Appalachia senators press feds for funding to combat drug trafficking
A federal grant program somehow doesn’t treat Appalachia as being a high-priority drug trafficking enforcement area, despite the fact that the drug overdose mortality rate for people ages 25-43 is 43 percent higher in Appalachia than the rest of the country.
“In Appalachia, law enforcement struggles to stem the tide of substance abuse,” wrote U.S. Sens. Mark R. Warner and Tim Kaine (both D-VA), Sens. Joe Manchin (D-WV) and Shelley Moore Capito (R-WV), and Sens. Marsha Blackburn and Bill Hagerty (both R-TN), in a bipartisan letter to Dr. Rahul Gupta, director of the Office of National Drug Control Policy, pressing for additional assistance to combat drug-trafficking in the Appalachian region.
Since its creation in 1988, the High Intensity Drug Trafficking Areas grant assistance program has provided for greater coordination and information sharing among federal, state, tribal and local law enforcement agencies. These additional federal resources, allocated to areas deemed as critical drug trafficking regions, are essential in eliminating drug trafficking and its harmful consequences.

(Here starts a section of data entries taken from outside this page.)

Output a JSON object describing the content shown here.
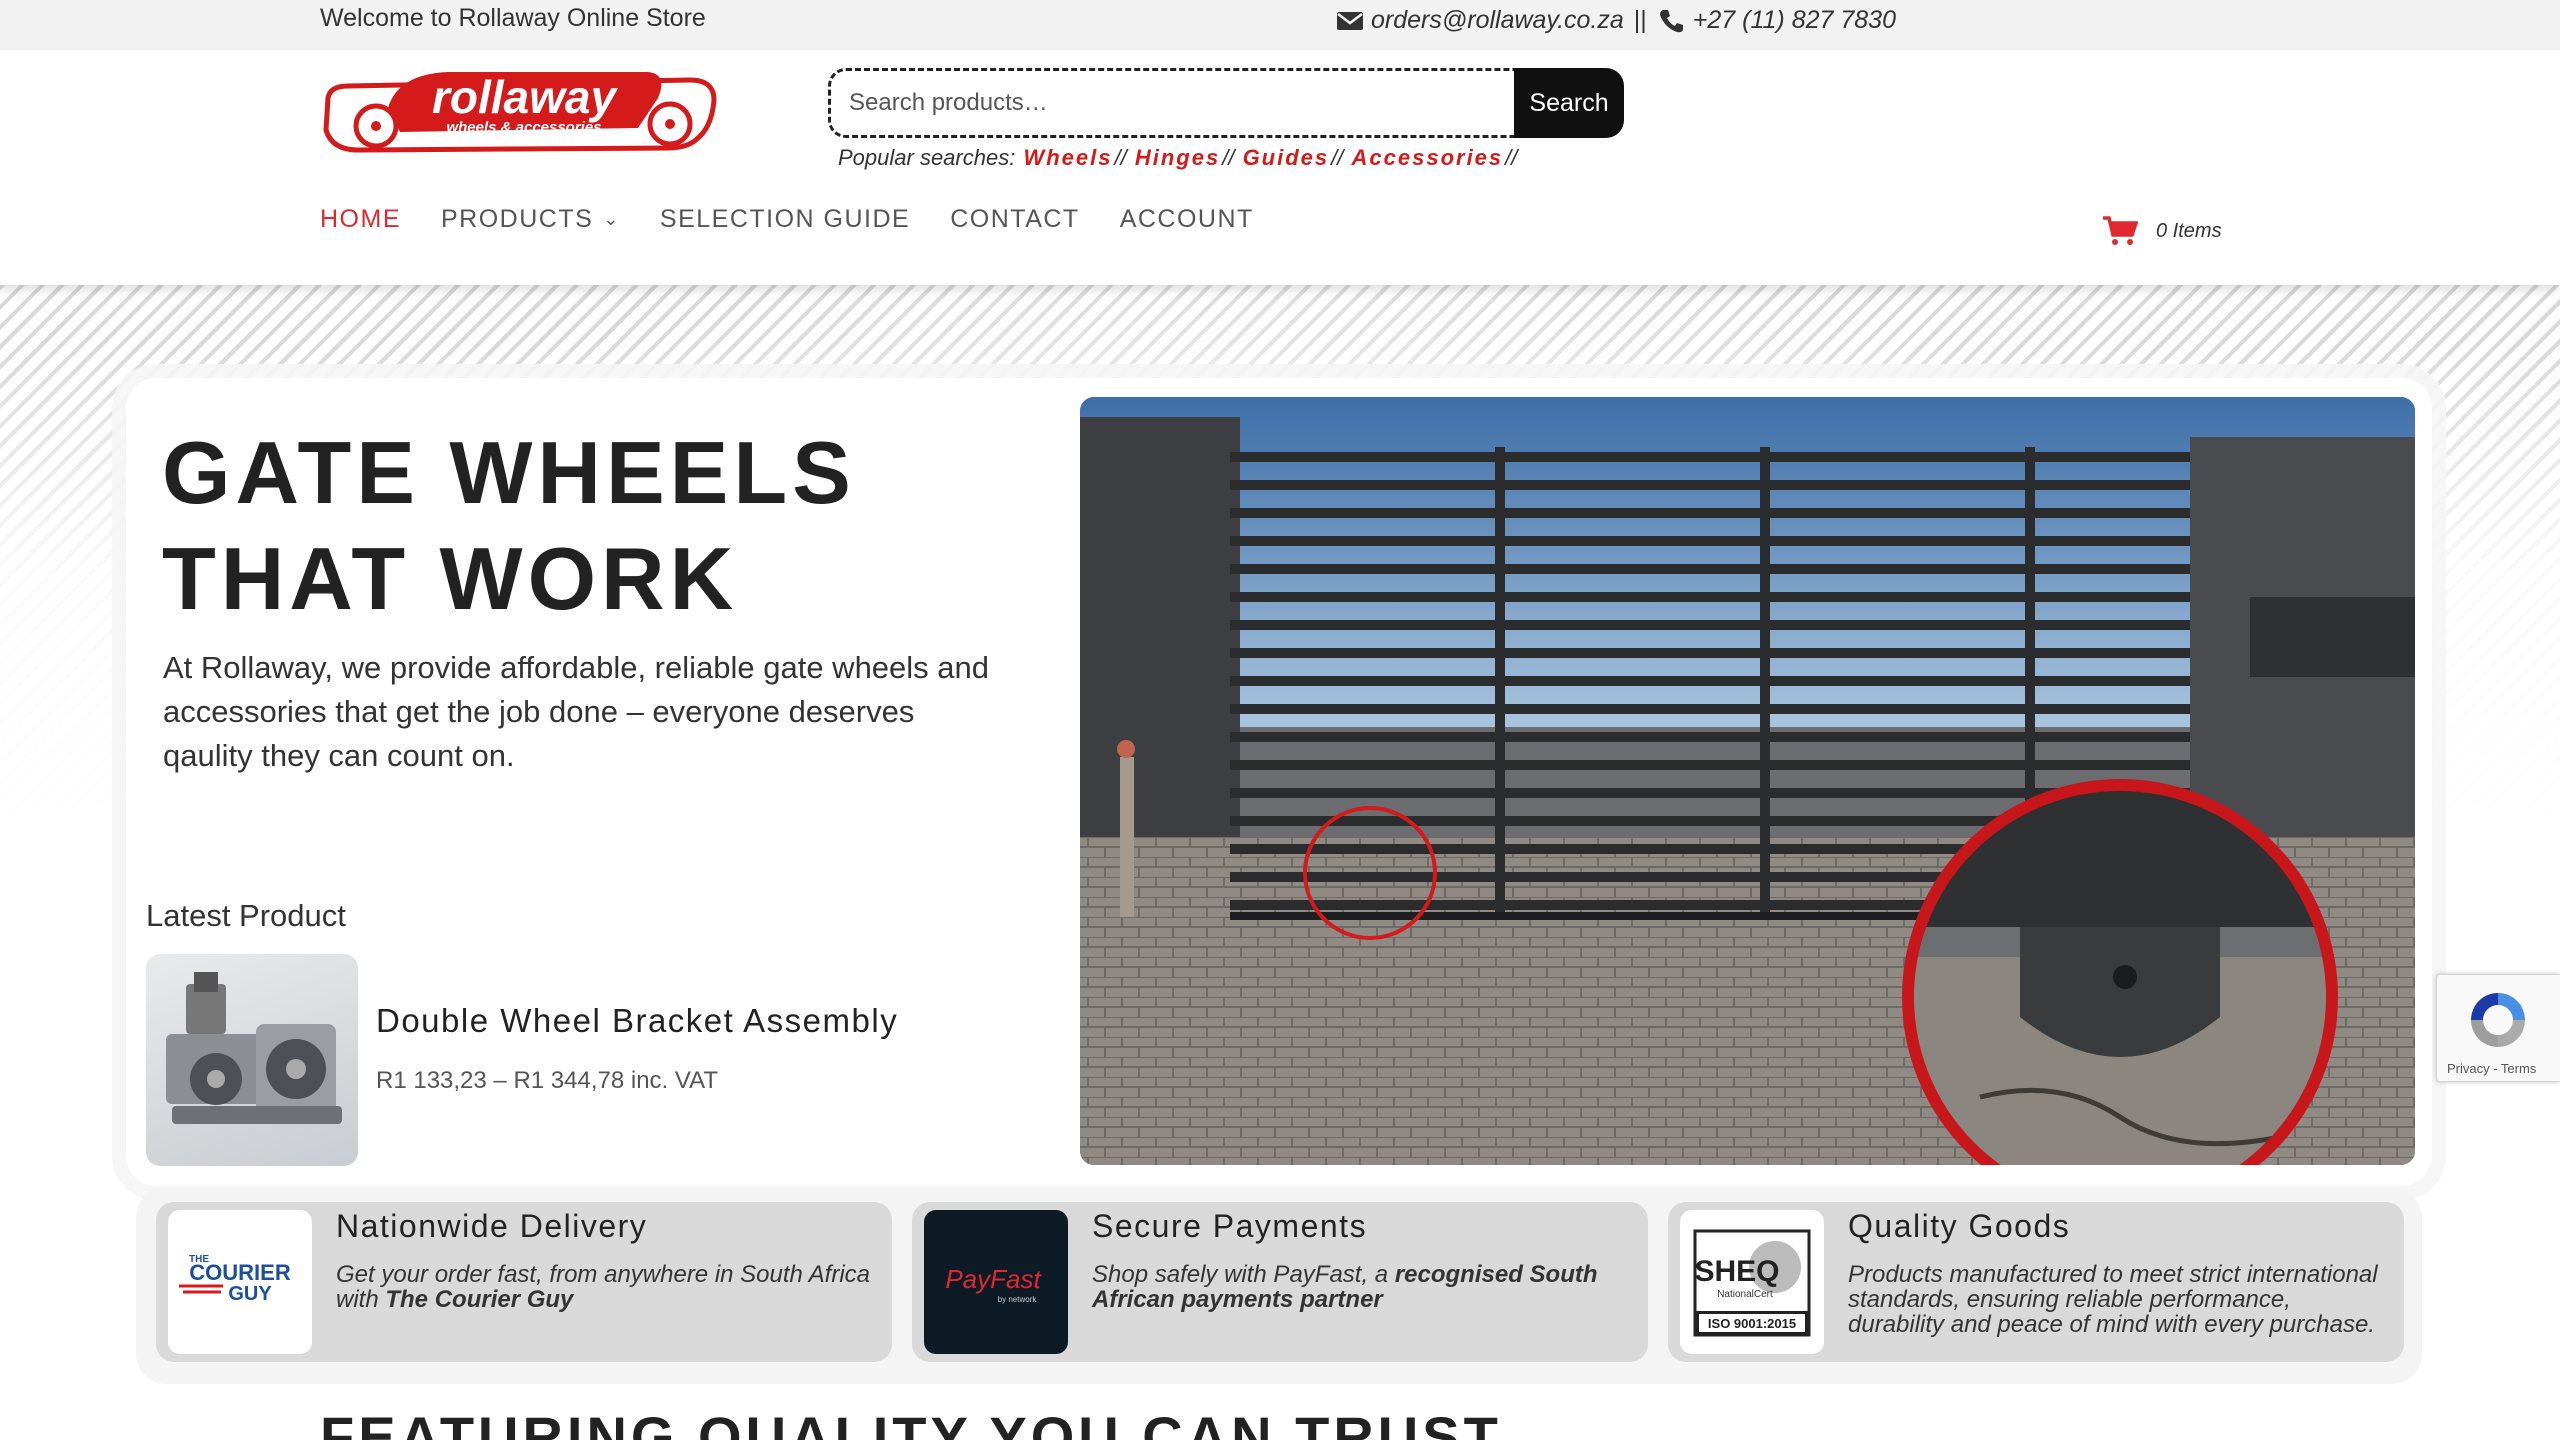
{
  "topbar": {
    "welcome": "Welcome to Rollaway Online Store",
    "email": "orders@rollaway.co.za",
    "separator": "||",
    "phone": "+27 (11) 827 7830"
  },
  "logo": {
    "name": "rollaway",
    "tagline": "wheels & accessories"
  },
  "search": {
    "placeholder": "Search products…",
    "button": "Search",
    "popular_label": "Popular searches:",
    "popular": [
      "Wheels",
      "Hinges",
      "Guides",
      "Accessories"
    ],
    "popular_sep": "//"
  },
  "nav": {
    "home": "HOME",
    "products": "PRODUCTS",
    "selection_guide": "SELECTION GUIDE",
    "contact": "CONTACT",
    "account": "ACCOUNT"
  },
  "cart": {
    "label": "0 Items"
  },
  "hero": {
    "title_line1": "GATE WHEELS",
    "title_line2": "THAT WORK",
    "text": "At Rollaway, we provide affordable, reliable gate wheels and accessories that get the job done – everyone deserves qaulity they can count on."
  },
  "latest": {
    "label": "Latest Product",
    "product_name": "Double Wheel Bracket Assembly",
    "price": "R1 133,23 – R1 344,78 inc. VAT"
  },
  "features": [
    {
      "title": "Nationwide Delivery",
      "text_plain": "Get your order fast, from anywhere in South Africa with ",
      "text_bold": "The Courier Guy",
      "logo_the": "THE",
      "logo_text1": "COURIER",
      "logo_text2": "GUY"
    },
    {
      "title": "Secure Payments",
      "text_plain": "Shop safely with PayFast, a ",
      "text_bold": "recognised South African payments partner",
      "logo_text": "PayFast",
      "logo_sub": "by network"
    },
    {
      "title": "Quality Goods",
      "text_plain": "Products manufactured to meet strict international standards, ensuring reliable performance, durability and peace of mind with every purchase.",
      "text_bold": "",
      "logo_text": "SHEQ",
      "logo_sub": "NationalCert",
      "logo_iso": "ISO 9001:2015"
    }
  ],
  "bottom_heading": "FEATURING QUALITY YOU CAN TRUST",
  "recaptcha": {
    "text": "Privacy - Terms"
  },
  "colors": {
    "accent": "#e0282e",
    "brand_red": "#d41a1a",
    "dark": "#111111",
    "feature_bg": "#d9d9d9"
  }
}
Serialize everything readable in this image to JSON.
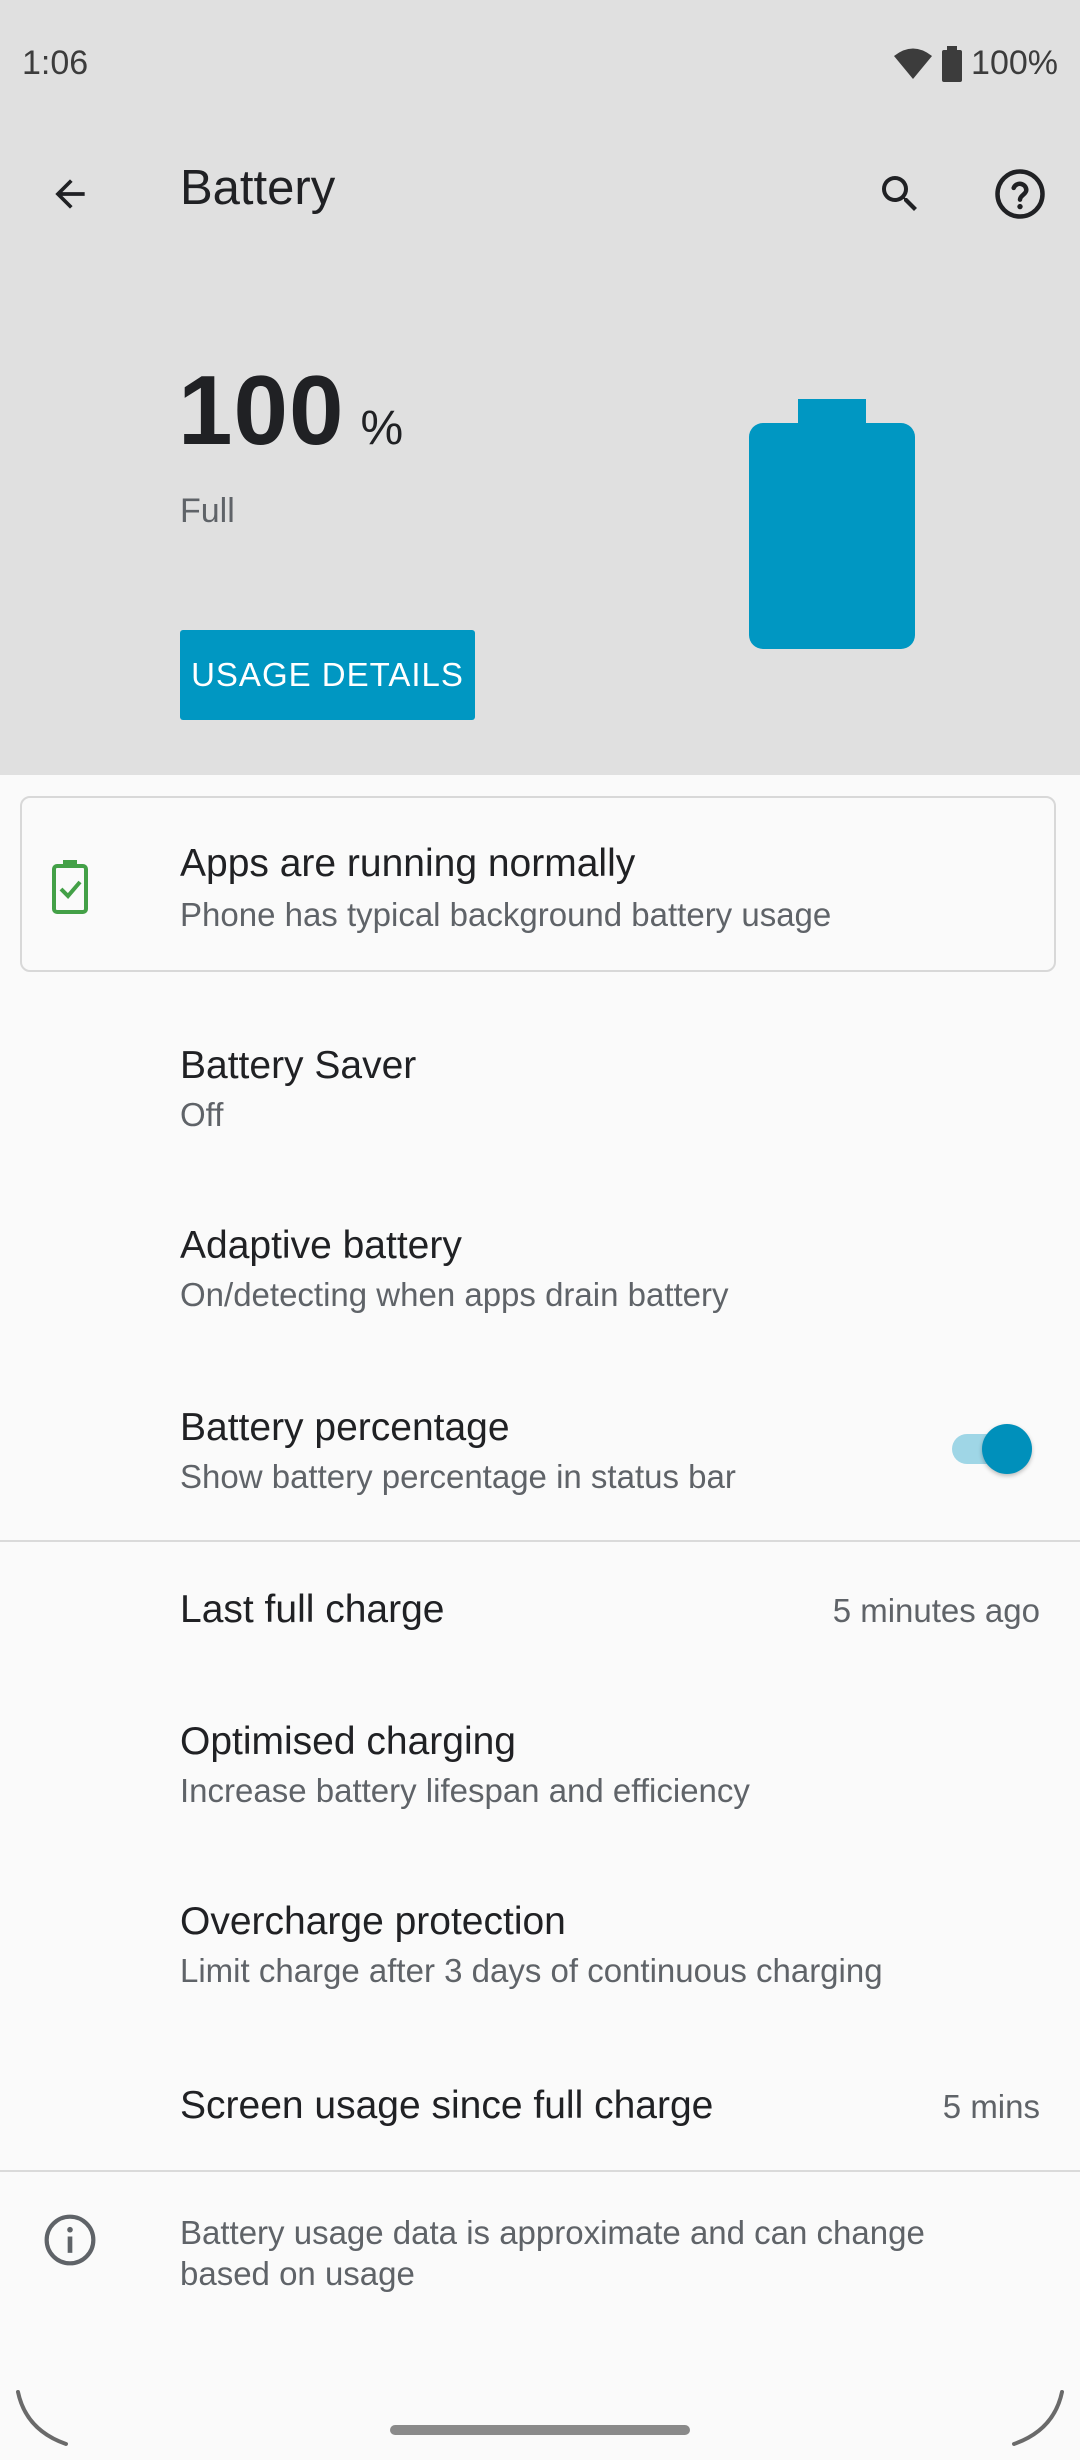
{
  "status_bar": {
    "time": "1:06",
    "battery_text": "100%"
  },
  "app_bar": {
    "title": "Battery",
    "back_icon": "arrow-back-icon",
    "search_icon": "search-icon",
    "help_icon": "help-icon"
  },
  "hero": {
    "level_value": "100",
    "level_unit": "%",
    "status": "Full",
    "usage_button_label": "USAGE DETAILS",
    "battery_fill_fraction": 1.0,
    "accent_color": "#0097c2"
  },
  "tip": {
    "title": "Apps are running normally",
    "subtitle": "Phone has typical background battery usage",
    "icon": "battery-check-icon",
    "icon_color": "#43a047"
  },
  "settings": {
    "battery_saver": {
      "title": "Battery Saver",
      "summary": "Off"
    },
    "adaptive_battery": {
      "title": "Adaptive battery",
      "summary": "On/detecting when apps drain battery"
    },
    "battery_percentage": {
      "title": "Battery percentage",
      "summary": "Show battery percentage in status bar",
      "enabled": true
    }
  },
  "info": {
    "last_full_charge": {
      "title": "Last full charge",
      "value": "5 minutes ago"
    },
    "optimised_charging": {
      "title": "Optimised charging",
      "summary": "Increase battery lifespan and efficiency"
    },
    "overcharge_protection": {
      "title": "Overcharge protection",
      "summary": "Limit charge after 3 days of continuous charging"
    },
    "screen_usage": {
      "title": "Screen usage since full charge",
      "value": "5 mins"
    }
  },
  "footer": {
    "text": "Battery usage data is approximate and can change based on usage",
    "icon": "info-icon"
  }
}
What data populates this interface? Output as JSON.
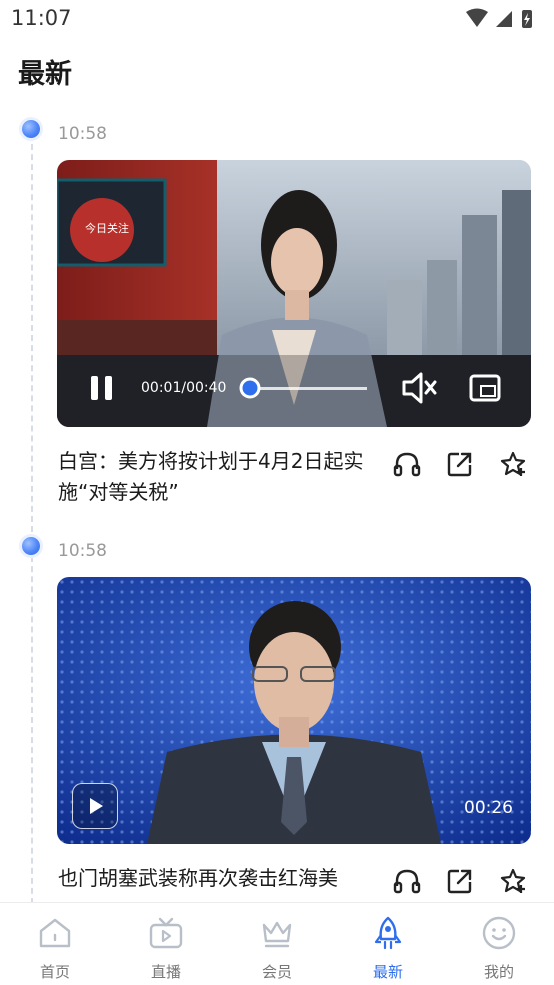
{
  "status_bar": {
    "time": "11:07"
  },
  "page_title": "最新",
  "feed": [
    {
      "time": "10:58",
      "title": "白宫：美方将按计划于4月2日起实施“对等关税”",
      "player": {
        "current": "00:01",
        "total": "00:40",
        "time_display": "00:01/00:40",
        "progress": 0.025,
        "playing": true,
        "muted": true
      }
    },
    {
      "time": "10:58",
      "title": "也门胡塞武装称再次袭击红海美",
      "player": {
        "duration": "00:26",
        "playing": false
      }
    }
  ],
  "tabbar": {
    "tabs": [
      {
        "label": "首页"
      },
      {
        "label": "直播"
      },
      {
        "label": "会员"
      },
      {
        "label": "最新"
      },
      {
        "label": "我的"
      }
    ],
    "active": "最新"
  },
  "colors": {
    "accent": "#2f6fee",
    "muted_text": "#999999",
    "progress": "#2f6fee"
  }
}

The Office of National Drug Control Policy has the statutory authority to create new HIDTAs and add new counties to existing HIDTAs once it has received a formal petition from a coalition of law enforcement agencies.
Despite the enormous need, historically the Appalachian HIDTA has only gained approval for approximately 30 percent of petitions submitted. In the most recent round of designations, no counties within the Appalachian HIDTA – which encompasses Tennessee, Kentucky, West Virginia and Southwest Virginia – received the sought-after designation.
“This fact, juxtaposed with the region’s manifest need, suggests strongly that the process of awarding needs to be revisited,” the senators wrote in their letter to ONDCP. “Counties in the Appalachian HIDTA would benefit from the expansion of this program into their communities and it would be of immense help to the law enforcement agencies serving them and surrounding areas. As ONDCP reviews HIDTA designation petitions from Appalachia, we ask that you consider the devastating impacts of illegal drugs in the region in order to effectively disrupt and dismantle trafficking organizations and reduce drug-related crime.
“We urge ONDCP to review its criteria to ensure that hard-hit regions like Appalachia remain competitive for HIDTA designations. We further request a written response describing the results of this review be provided in a timely manner.”